PARIS (AFP) – Global oil prices will recover only partially from their spectacular lows of last year, which can be expected neither to spur economic growth nor kill off US shale production, the International Energy Agency said Tuesday.
Citing a major shakeup in the oil markets, the IEA said in its five-year forecast that crude prices will recover from current levels of around $50-55 per barrel to $73 per barrel in 2020.
That level is considerably below the more than $100 price tags reached before they began to fall last June.
“The global oil market looks set to begin a new chapter of its history, with markedly changing demand dynamics, sweeping shifts in crude trade and product supply, and dramatically different roles for OPEC and non-OPEC producers in regulating upstream supply,” the IEA said.
Ample supply and subdued demand caused oil prices to tumble as much as 60 per cent, but the IEA said it sees market rebalancing occurring “relatively swiftly” with increases in inventories halting mid-year and the market tightening.
However the IEA foresees “prices stabilising at levels higher than recent lows but substantially below the highs of the last three years”.
The sharp fall in oil prices has cheered oil-consuming nations as lower fuel prices usually translate into stronger economic growth.
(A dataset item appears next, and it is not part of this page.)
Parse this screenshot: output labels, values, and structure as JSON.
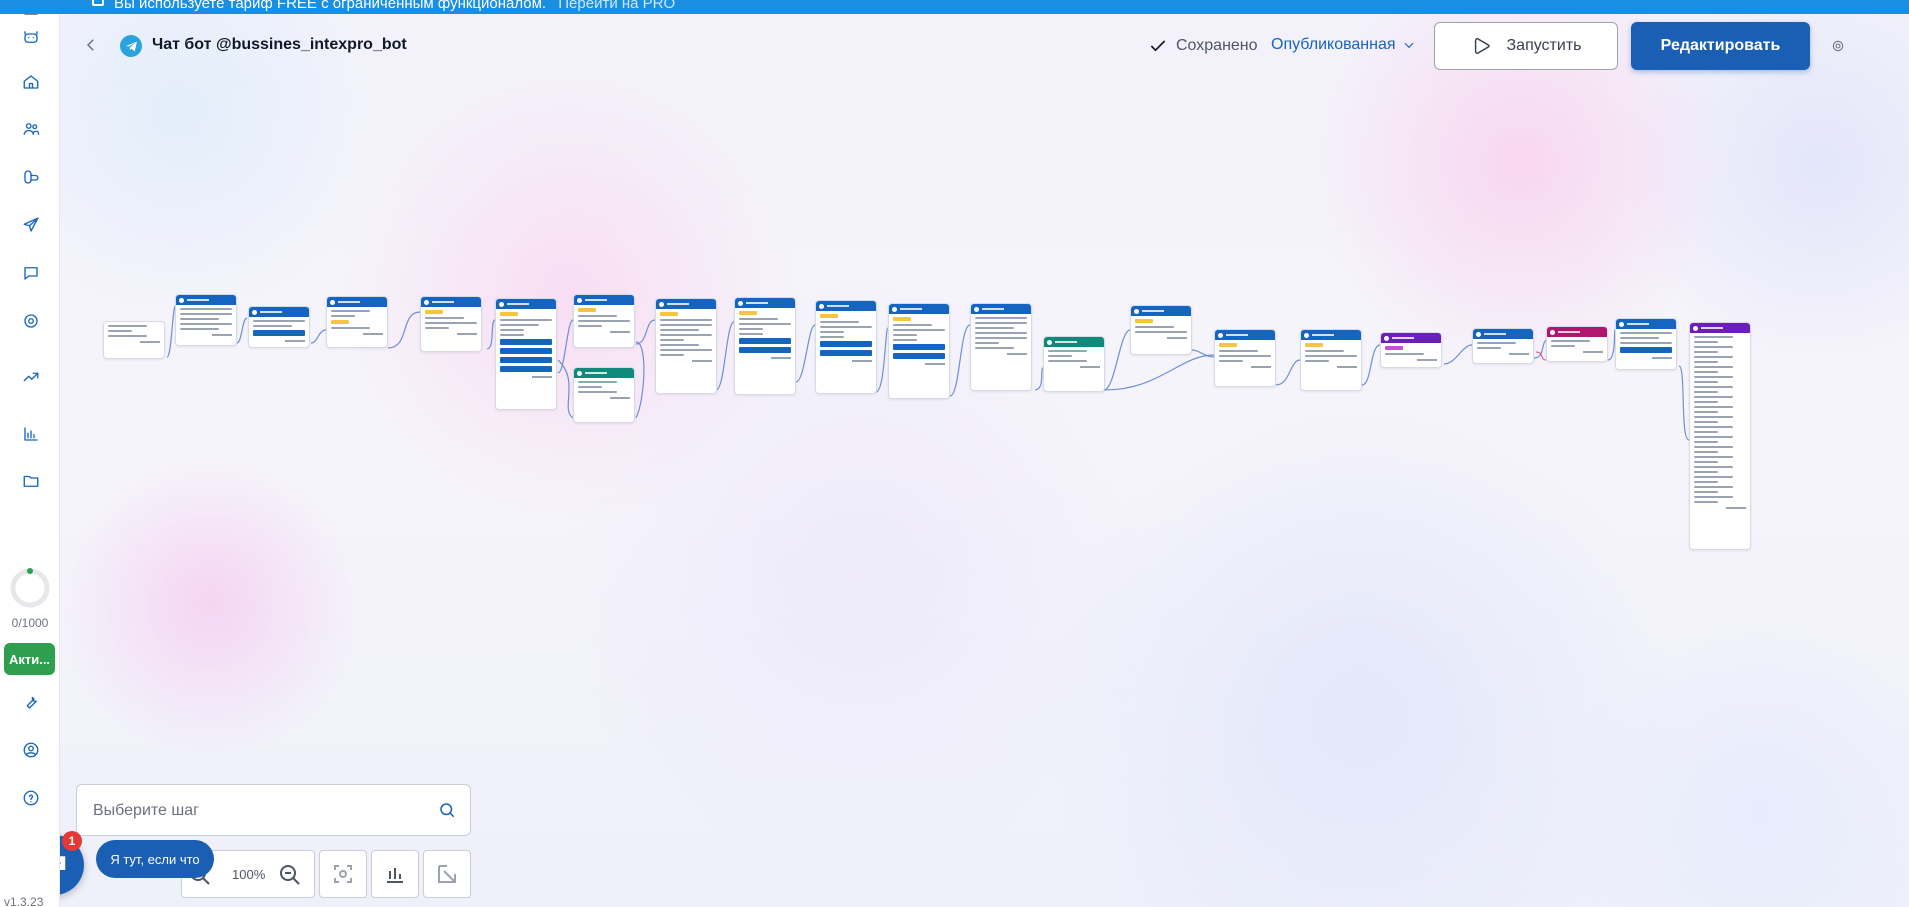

But the IEA said the net impact “will be more modest than might be expected” because of a lingering hangover from the global economic crisis in 2008 and weak investment.
“Oil price declines against a backdrop of slowing demand growth will not be as potent an economic stimulus as they would be in a context of strong underlying income gains,” said the Paris-based agency, which advises industrial nations on energy policies.
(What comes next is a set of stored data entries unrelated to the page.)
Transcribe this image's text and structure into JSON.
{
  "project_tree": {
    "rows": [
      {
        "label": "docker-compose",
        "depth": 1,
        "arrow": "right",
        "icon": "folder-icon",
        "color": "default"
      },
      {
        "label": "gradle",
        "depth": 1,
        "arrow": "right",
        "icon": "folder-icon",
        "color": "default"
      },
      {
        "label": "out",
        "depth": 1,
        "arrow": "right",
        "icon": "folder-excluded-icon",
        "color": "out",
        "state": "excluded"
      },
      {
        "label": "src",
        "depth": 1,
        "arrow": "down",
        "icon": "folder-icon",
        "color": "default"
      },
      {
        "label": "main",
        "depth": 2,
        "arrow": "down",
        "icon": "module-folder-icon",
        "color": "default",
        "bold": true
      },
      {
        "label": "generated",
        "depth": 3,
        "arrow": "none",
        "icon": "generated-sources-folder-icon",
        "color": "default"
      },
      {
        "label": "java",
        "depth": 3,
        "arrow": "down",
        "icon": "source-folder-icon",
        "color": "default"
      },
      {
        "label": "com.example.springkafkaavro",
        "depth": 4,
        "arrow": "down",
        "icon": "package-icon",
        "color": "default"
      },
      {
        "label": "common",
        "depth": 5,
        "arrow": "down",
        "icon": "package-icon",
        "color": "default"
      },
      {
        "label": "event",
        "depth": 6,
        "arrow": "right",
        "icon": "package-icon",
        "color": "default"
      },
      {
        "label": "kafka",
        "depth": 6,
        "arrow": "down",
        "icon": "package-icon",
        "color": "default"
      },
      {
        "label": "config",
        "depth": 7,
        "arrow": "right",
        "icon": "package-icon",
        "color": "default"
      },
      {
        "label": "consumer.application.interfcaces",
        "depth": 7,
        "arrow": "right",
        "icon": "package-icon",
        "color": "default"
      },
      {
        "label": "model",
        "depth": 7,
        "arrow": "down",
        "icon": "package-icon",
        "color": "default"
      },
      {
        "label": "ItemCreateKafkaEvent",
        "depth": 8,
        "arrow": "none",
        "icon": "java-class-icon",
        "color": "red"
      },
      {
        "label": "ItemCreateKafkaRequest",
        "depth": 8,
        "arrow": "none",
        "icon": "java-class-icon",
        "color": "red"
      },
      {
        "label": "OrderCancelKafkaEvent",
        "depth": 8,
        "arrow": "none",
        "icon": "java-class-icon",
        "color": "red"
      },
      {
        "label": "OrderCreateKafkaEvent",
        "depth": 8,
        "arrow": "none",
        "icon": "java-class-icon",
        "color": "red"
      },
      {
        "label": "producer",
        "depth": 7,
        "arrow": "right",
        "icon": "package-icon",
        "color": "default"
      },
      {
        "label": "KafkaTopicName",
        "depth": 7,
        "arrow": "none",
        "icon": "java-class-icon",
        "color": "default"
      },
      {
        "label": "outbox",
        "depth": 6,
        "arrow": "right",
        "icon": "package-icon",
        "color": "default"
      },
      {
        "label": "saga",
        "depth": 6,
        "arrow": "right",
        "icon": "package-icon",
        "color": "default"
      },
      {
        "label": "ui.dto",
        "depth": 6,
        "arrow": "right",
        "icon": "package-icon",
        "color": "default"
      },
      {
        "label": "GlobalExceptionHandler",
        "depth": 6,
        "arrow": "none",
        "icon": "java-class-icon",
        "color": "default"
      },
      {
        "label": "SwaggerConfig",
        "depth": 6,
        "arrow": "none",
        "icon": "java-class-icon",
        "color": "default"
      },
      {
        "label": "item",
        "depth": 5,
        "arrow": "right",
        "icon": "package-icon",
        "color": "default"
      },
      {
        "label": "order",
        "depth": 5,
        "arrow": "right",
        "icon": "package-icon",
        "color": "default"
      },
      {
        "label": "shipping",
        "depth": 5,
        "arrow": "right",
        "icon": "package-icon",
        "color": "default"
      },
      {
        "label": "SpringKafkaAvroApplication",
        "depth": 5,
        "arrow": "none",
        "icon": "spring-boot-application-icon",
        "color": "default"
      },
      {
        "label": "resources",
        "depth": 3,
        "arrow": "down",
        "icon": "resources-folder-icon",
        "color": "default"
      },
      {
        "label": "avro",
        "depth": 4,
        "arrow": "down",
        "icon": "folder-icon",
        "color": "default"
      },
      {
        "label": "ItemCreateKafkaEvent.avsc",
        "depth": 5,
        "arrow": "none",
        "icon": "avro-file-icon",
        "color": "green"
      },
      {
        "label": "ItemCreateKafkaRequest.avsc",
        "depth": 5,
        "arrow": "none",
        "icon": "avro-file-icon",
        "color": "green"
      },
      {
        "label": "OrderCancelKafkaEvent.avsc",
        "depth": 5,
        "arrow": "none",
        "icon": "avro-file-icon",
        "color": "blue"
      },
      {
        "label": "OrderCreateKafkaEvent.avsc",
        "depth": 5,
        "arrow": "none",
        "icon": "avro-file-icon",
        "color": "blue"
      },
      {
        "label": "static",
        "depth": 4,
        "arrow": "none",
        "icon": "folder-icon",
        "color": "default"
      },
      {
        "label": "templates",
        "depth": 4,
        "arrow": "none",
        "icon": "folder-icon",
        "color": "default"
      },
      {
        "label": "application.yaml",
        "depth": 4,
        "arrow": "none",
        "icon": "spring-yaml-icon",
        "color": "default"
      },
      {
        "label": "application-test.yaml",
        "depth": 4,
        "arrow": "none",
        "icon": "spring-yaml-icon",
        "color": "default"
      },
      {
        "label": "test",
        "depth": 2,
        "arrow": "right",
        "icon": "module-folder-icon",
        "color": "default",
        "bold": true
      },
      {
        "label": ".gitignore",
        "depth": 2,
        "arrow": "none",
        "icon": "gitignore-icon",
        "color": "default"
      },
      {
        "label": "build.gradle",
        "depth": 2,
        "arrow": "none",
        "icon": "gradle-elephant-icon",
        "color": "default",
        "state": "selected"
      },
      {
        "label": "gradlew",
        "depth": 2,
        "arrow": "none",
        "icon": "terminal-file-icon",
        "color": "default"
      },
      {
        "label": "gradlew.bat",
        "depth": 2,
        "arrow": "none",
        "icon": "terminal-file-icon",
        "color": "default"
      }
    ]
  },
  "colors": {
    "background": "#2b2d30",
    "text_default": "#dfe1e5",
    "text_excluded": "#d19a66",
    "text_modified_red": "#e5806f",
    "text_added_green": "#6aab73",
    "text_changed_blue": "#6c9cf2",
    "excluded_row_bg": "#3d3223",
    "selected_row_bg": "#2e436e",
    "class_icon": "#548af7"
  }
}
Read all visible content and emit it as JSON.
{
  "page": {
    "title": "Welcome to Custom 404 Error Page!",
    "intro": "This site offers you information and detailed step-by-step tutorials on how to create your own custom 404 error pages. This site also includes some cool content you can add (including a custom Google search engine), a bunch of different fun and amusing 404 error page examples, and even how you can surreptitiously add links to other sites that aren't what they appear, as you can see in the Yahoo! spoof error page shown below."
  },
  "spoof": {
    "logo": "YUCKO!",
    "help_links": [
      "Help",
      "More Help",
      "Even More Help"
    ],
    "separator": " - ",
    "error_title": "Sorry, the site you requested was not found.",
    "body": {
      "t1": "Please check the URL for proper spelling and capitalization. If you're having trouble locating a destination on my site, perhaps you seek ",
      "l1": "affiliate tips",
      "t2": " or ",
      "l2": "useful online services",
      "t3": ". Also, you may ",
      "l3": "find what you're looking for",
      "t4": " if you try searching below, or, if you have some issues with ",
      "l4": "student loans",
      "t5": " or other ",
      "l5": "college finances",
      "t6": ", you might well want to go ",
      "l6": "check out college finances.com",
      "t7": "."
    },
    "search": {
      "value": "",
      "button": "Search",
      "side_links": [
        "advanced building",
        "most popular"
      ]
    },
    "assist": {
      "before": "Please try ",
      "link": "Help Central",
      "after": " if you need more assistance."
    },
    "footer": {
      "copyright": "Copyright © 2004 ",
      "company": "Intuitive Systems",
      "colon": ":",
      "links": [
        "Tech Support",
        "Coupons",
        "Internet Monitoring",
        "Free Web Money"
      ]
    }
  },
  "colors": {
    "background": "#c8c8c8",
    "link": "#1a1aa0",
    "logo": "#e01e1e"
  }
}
It noted that despite the oil price decline the IMF last month revised downward its forecast for global growth this year to 3.5 per cent from the 3.8 per cent it predicted in October.
It lowered its 2016 forecast to 3.7 per cent from 4.0 per cent.
The drop in oil prices was accelerated by OPEC’s decision in November not to cut production, saying it did not want to cede market share. Analysts saw this as an attempt to drive out higher priced competitors, particularly US shale or “LTO” oil output that has been the largest source of new supply to the market in recent years.